Патриция продолжала молчать, выслушивая угрозы Макса со стоическим спокойствием, хотя вся ситуация скорее вызывала смех. Сама она после всего шоу со спецэффектами в Pure немного послабила свою ненависть к ванильному Мартину. То, что он там вытворил, не могло быть коварным планом ради пары хороших трахов. Это было какой-то неведомой ебаной болезнью головного мозга, которая, судя по всему, была врожденной и не лечилась. И если Робин решила нянчиться с этим хиппанутым англикашкой со сдвигом по фазе на вселенской любви, что ж, Патриция готова была дать ему еще один шанс… пока тот не выбесит ее в очередной раз.

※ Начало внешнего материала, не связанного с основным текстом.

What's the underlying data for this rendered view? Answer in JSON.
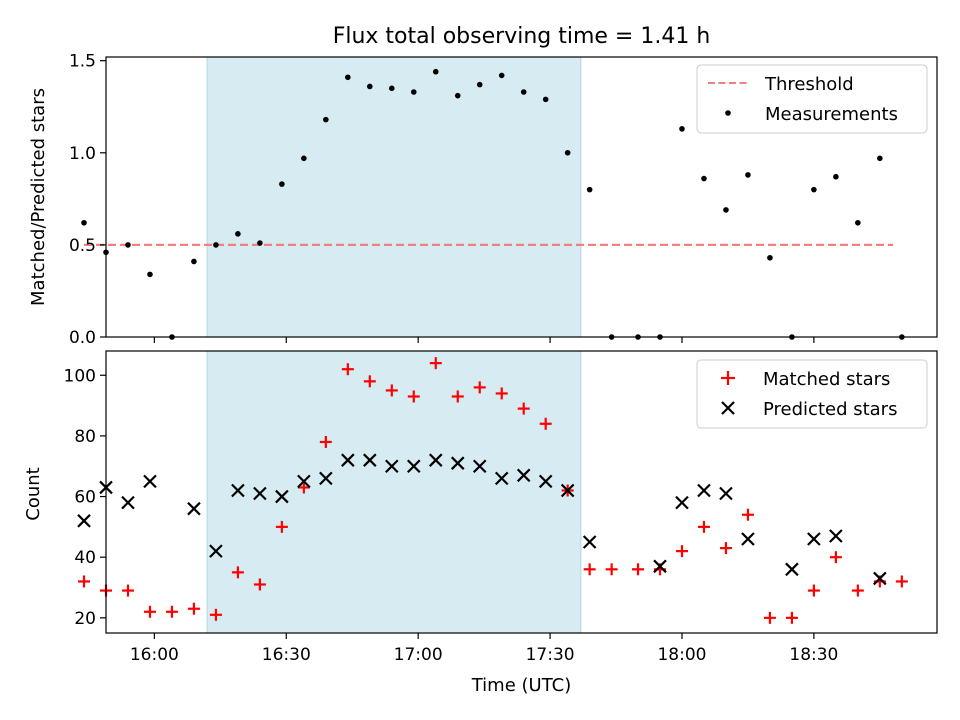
{
  "colors": {
    "threshold": "#f08080",
    "shade": "#add8e6",
    "measurement": "#000000",
    "matched": "#ff0000",
    "predicted": "#000000"
  },
  "chart_data": [
    {
      "type": "scatter",
      "title": "Flux total observing time = 1.41 h",
      "xlabel": "",
      "ylabel": "Matched/Predicted stars",
      "xlim": [
        "15:49",
        "18:58"
      ],
      "ylim": [
        0,
        1.52
      ],
      "yticks": [
        "0.0",
        "0.5",
        "1.0",
        "1.5"
      ],
      "shaded_interval": [
        "16:12",
        "17:37"
      ],
      "legend_position": "top-right",
      "threshold": {
        "name": "Threshold",
        "value": 0.5,
        "x_range": [
          "15:44",
          "18:48"
        ]
      },
      "series": [
        {
          "name": "Measurements",
          "points": [
            [
              "15:44",
              0.62
            ],
            [
              "15:49",
              0.46
            ],
            [
              "15:54",
              0.5
            ],
            [
              "15:59",
              0.34
            ],
            [
              "16:04",
              0.0
            ],
            [
              "16:09",
              0.41
            ],
            [
              "16:14",
              0.5
            ],
            [
              "16:19",
              0.56
            ],
            [
              "16:24",
              0.51
            ],
            [
              "16:29",
              0.83
            ],
            [
              "16:34",
              0.97
            ],
            [
              "16:39",
              1.18
            ],
            [
              "16:44",
              1.41
            ],
            [
              "16:49",
              1.36
            ],
            [
              "16:54",
              1.35
            ],
            [
              "16:59",
              1.33
            ],
            [
              "17:04",
              1.44
            ],
            [
              "17:09",
              1.31
            ],
            [
              "17:14",
              1.37
            ],
            [
              "17:19",
              1.42
            ],
            [
              "17:24",
              1.33
            ],
            [
              "17:29",
              1.29
            ],
            [
              "17:34",
              1.0
            ],
            [
              "17:39",
              0.8
            ],
            [
              "17:44",
              0.0
            ],
            [
              "17:50",
              0.0
            ],
            [
              "17:55",
              0.0
            ],
            [
              "18:00",
              1.13
            ],
            [
              "18:05",
              0.86
            ],
            [
              "18:10",
              0.69
            ],
            [
              "18:15",
              0.88
            ],
            [
              "18:20",
              0.43
            ],
            [
              "18:25",
              0.0
            ],
            [
              "18:30",
              0.8
            ],
            [
              "18:35",
              0.87
            ],
            [
              "18:40",
              0.62
            ],
            [
              "18:45",
              0.97
            ],
            [
              "18:50",
              0.0
            ]
          ]
        }
      ]
    },
    {
      "type": "scatter",
      "xlabel": "Time (UTC)",
      "ylabel": "Count",
      "xlim": [
        "15:49",
        "18:58"
      ],
      "ylim": [
        15,
        108
      ],
      "xticks": [
        "16:00",
        "16:30",
        "17:00",
        "17:30",
        "18:00",
        "18:30"
      ],
      "yticks": [
        "20",
        "40",
        "60",
        "80",
        "100"
      ],
      "shaded_interval": [
        "16:12",
        "17:37"
      ],
      "legend_position": "top-right",
      "series": [
        {
          "name": "Matched stars",
          "points": [
            [
              "15:44",
              32
            ],
            [
              "15:49",
              29
            ],
            [
              "15:54",
              29
            ],
            [
              "15:59",
              22
            ],
            [
              "16:04",
              22
            ],
            [
              "16:09",
              23
            ],
            [
              "16:14",
              21
            ],
            [
              "16:19",
              35
            ],
            [
              "16:24",
              31
            ],
            [
              "16:29",
              50
            ],
            [
              "16:34",
              63
            ],
            [
              "16:39",
              78
            ],
            [
              "16:44",
              102
            ],
            [
              "16:49",
              98
            ],
            [
              "16:54",
              95
            ],
            [
              "16:59",
              93
            ],
            [
              "17:04",
              104
            ],
            [
              "17:09",
              93
            ],
            [
              "17:14",
              96
            ],
            [
              "17:19",
              94
            ],
            [
              "17:24",
              89
            ],
            [
              "17:29",
              84
            ],
            [
              "17:34",
              62
            ],
            [
              "17:39",
              36
            ],
            [
              "17:44",
              36
            ],
            [
              "17:50",
              36
            ],
            [
              "17:55",
              36
            ],
            [
              "18:00",
              42
            ],
            [
              "18:05",
              50
            ],
            [
              "18:10",
              43
            ],
            [
              "18:15",
              54
            ],
            [
              "18:20",
              20
            ],
            [
              "18:25",
              20
            ],
            [
              "18:30",
              29
            ],
            [
              "18:35",
              40
            ],
            [
              "18:40",
              29
            ],
            [
              "18:45",
              32
            ],
            [
              "18:50",
              32
            ]
          ]
        },
        {
          "name": "Predicted stars",
          "points": [
            [
              "15:44",
              52
            ],
            [
              "15:49",
              63
            ],
            [
              "15:54",
              58
            ],
            [
              "15:59",
              65
            ],
            [
              "16:09",
              56
            ],
            [
              "16:14",
              42
            ],
            [
              "16:19",
              62
            ],
            [
              "16:24",
              61
            ],
            [
              "16:29",
              60
            ],
            [
              "16:34",
              65
            ],
            [
              "16:39",
              66
            ],
            [
              "16:44",
              72
            ],
            [
              "16:49",
              72
            ],
            [
              "16:54",
              70
            ],
            [
              "16:59",
              70
            ],
            [
              "17:04",
              72
            ],
            [
              "17:09",
              71
            ],
            [
              "17:14",
              70
            ],
            [
              "17:19",
              66
            ],
            [
              "17:24",
              67
            ],
            [
              "17:29",
              65
            ],
            [
              "17:34",
              62
            ],
            [
              "17:39",
              45
            ],
            [
              "17:55",
              37
            ],
            [
              "18:00",
              58
            ],
            [
              "18:05",
              62
            ],
            [
              "18:10",
              61
            ],
            [
              "18:15",
              46
            ],
            [
              "18:25",
              36
            ],
            [
              "18:30",
              46
            ],
            [
              "18:35",
              47
            ],
            [
              "18:45",
              33
            ]
          ]
        }
      ]
    }
  ]
}
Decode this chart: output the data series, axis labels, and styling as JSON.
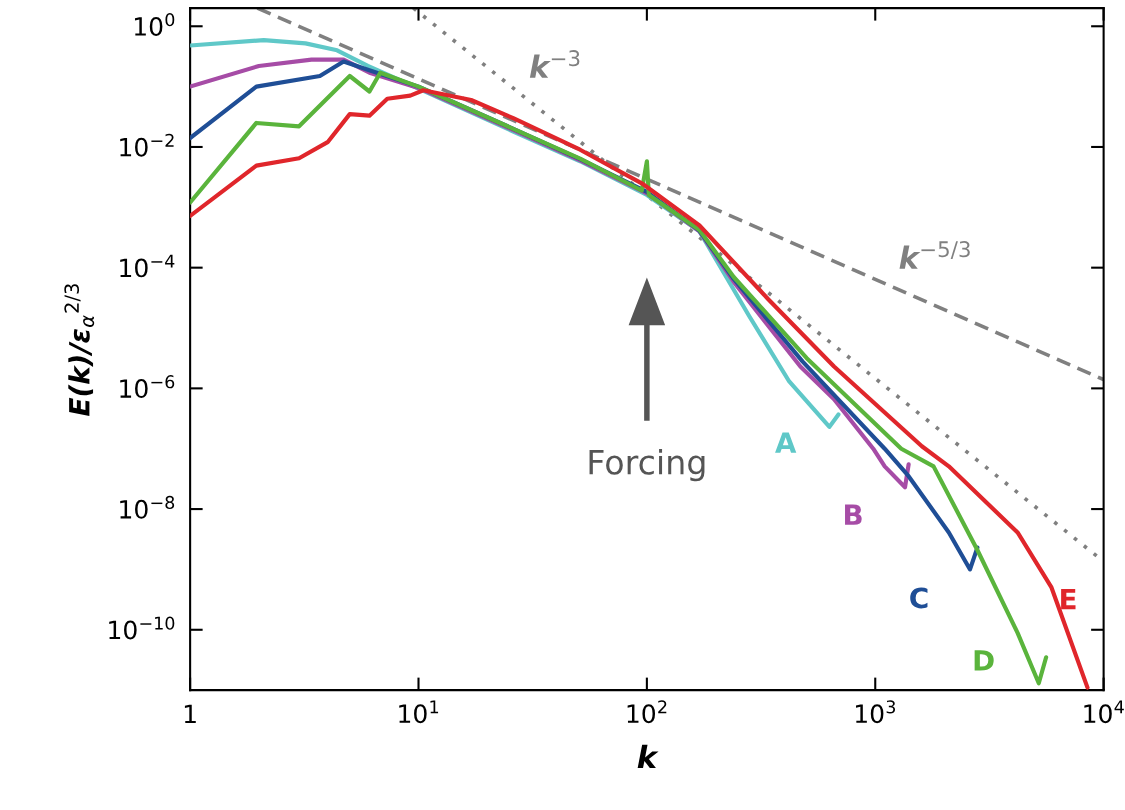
{
  "chart_data": {
    "type": "line",
    "xlabel": "k",
    "ylabel": "E(k)/ε$_{α}$$^{2/3}$",
    "log": "xy",
    "grid": false,
    "legend": false,
    "marker": "none",
    "xlim": [
      1,
      10000
    ],
    "ylim": [
      1e-11,
      2
    ],
    "xticks": [
      {
        "value": 1,
        "label": "1"
      },
      {
        "value": 10,
        "label": "10$^{1}$"
      },
      {
        "value": 100,
        "label": "10$^{2}$"
      },
      {
        "value": 1000,
        "label": "10$^{3}$"
      },
      {
        "value": 10000,
        "label": "10$^{4}$"
      }
    ],
    "yticks": [
      {
        "value": 1,
        "label": "10$^{0}$"
      },
      {
        "value": 0.01,
        "label": "10$^{−2}$"
      },
      {
        "value": 0.0001,
        "label": "10$^{−4}$"
      },
      {
        "value": 1e-06,
        "label": "10$^{−6}$"
      },
      {
        "value": 1e-08,
        "label": "10$^{−8}$"
      },
      {
        "value": 1e-10,
        "label": "10$^{−10}$"
      }
    ],
    "series": [
      {
        "name": "A",
        "color": "#5fc8c8",
        "line_style": "solid",
        "x": [
          1,
          2.1,
          3.2,
          4.4,
          6.0,
          10,
          26,
          51,
          100,
          170,
          280,
          420,
          630,
          690
        ],
        "values": [
          0.48,
          0.59,
          0.52,
          0.4,
          0.22,
          0.093,
          0.018,
          0.0058,
          0.0016,
          0.0004,
          1.6e-05,
          1.3e-06,
          2.3e-07,
          3.7e-07
        ]
      },
      {
        "name": "B",
        "color": "#a64ca6",
        "line_style": "solid",
        "x": [
          1,
          2.0,
          3.4,
          4.7,
          6.1,
          10,
          26,
          51,
          100,
          170,
          240,
          470,
          660,
          980,
          1100,
          1350,
          1400
        ],
        "values": [
          0.1,
          0.22,
          0.28,
          0.28,
          0.17,
          0.095,
          0.019,
          0.006,
          0.0017,
          0.0004,
          5.8e-05,
          2.3e-06,
          6.6e-07,
          1e-07,
          5.1e-08,
          2.3e-08,
          5.5e-08
        ]
      },
      {
        "name": "C",
        "color": "#1f4e96",
        "line_style": "solid",
        "x": [
          1,
          1.95,
          3.7,
          4.7,
          6.0,
          10,
          26,
          51,
          100,
          170,
          240,
          480,
          1100,
          1400,
          2100,
          2600,
          2800
        ],
        "values": [
          0.014,
          0.1,
          0.15,
          0.26,
          0.19,
          0.1,
          0.02,
          0.0063,
          0.0018,
          0.00041,
          6.5e-05,
          2.8e-06,
          1e-07,
          3.5e-08,
          4.1e-09,
          1e-09,
          2.3e-09
        ]
      },
      {
        "name": "D",
        "color": "#5ab43c",
        "line_style": "solid",
        "x": [
          1,
          1.95,
          3.0,
          5.0,
          6.1,
          6.8,
          10,
          26,
          51,
          95,
          100,
          102,
          170,
          240,
          500,
          1300,
          1800,
          2800,
          4200,
          5200,
          5600
        ],
        "values": [
          0.0012,
          0.025,
          0.022,
          0.15,
          0.083,
          0.17,
          0.1,
          0.02,
          0.0064,
          0.0019,
          0.0058,
          0.0016,
          0.00042,
          7e-05,
          3.2e-06,
          1e-07,
          5.1e-08,
          2.1e-09,
          8.9e-11,
          1.3e-11,
          3.5e-11
        ]
      },
      {
        "name": "E",
        "color": "#e0262b",
        "line_style": "solid",
        "x": [
          1,
          1.95,
          3.0,
          4.0,
          5.0,
          6.1,
          7.3,
          9.2,
          10.5,
          17,
          26,
          51,
          95,
          170,
          340,
          660,
          1600,
          2100,
          4200,
          5900,
          8500
        ],
        "values": [
          0.00072,
          0.0049,
          0.0065,
          0.012,
          0.035,
          0.033,
          0.063,
          0.071,
          0.087,
          0.06,
          0.03,
          0.009,
          0.0025,
          0.0005,
          3e-05,
          2.3e-06,
          1.1e-07,
          5.1e-08,
          4.1e-09,
          5.1e-10,
          1.1e-11
        ]
      },
      {
        "color": "#808080",
        "line_style": "dashed",
        "x": [
          1.97,
          10000
        ],
        "values": [
          2.0,
          1.4e-06
        ]
      },
      {
        "color": "#808080",
        "line_style": "dotted",
        "x": [
          9.5,
          10000
        ],
        "values": [
          2.0,
          1.35e-09
        ]
      }
    ],
    "annotations": [
      "k$^{−3}$",
      "k$^{−5/3}$",
      "Forcing"
    ]
  }
}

– Ты бездушный мудак, Макс Уильямс, – заключила Патти, обнимая его, и положила голову ему на плечо. Алкоголь и разговор по душам, как в старые добрые времена, делал и ее доброй и покладистой.
– Ага, – мужчина гладил ее по спине, – как-то так она и выразилась.
– Но это не мешает нам любить тебя, увалень неотесанный. И так было всегда. Даже когда ты прописывал нам за тот штатив. Помнишь? Я тогда бежала со всех ног, как гребаный Рикон Старк, потому что боялась, что если ты меня поймаешь, то на жопе я еще долго сидеть не буду, – рассмеялась Патти.
– Обижаешь, Пи, – проворчал Макс, усмехаясь, – я к твоей жопе уже тогда неровно дышал. Как я мог?
– Грязный извращенец, мы же тогда едва в старшую школу пошли! – девушка отпрянула от него в притворном шоке.
– Хорошие были деньки, – согласился Уильямс, и оба они улыбнулись каждый своим и одновременно общим воспоминаниям.
– Нацукасии, – вспомнила Патти одно японское слово, которое тогда, в их путешествие по Японии, очень хорошо запомнилось ей, потому что в родном английском для него не было аналогов.
– Счастливая ностальгия.
– Да, конечно, – примирительно соглашалась Патти с собеседником. – Конечно, он мудак.
Скайлер была сейчас в том расположении духа, когда для общей безопасности планеты с ней лучше по возможности не спорить. Макс за бутылкой чертового мексиканского пива (которое даже бутилированное было на вкус, как разбавленная моча) уже изложил ей историю волшебного опустения съемочной площадки, теперь пришло время Иендо. И она совершенно не стеснялась в эпитетах в адрес Уильямса.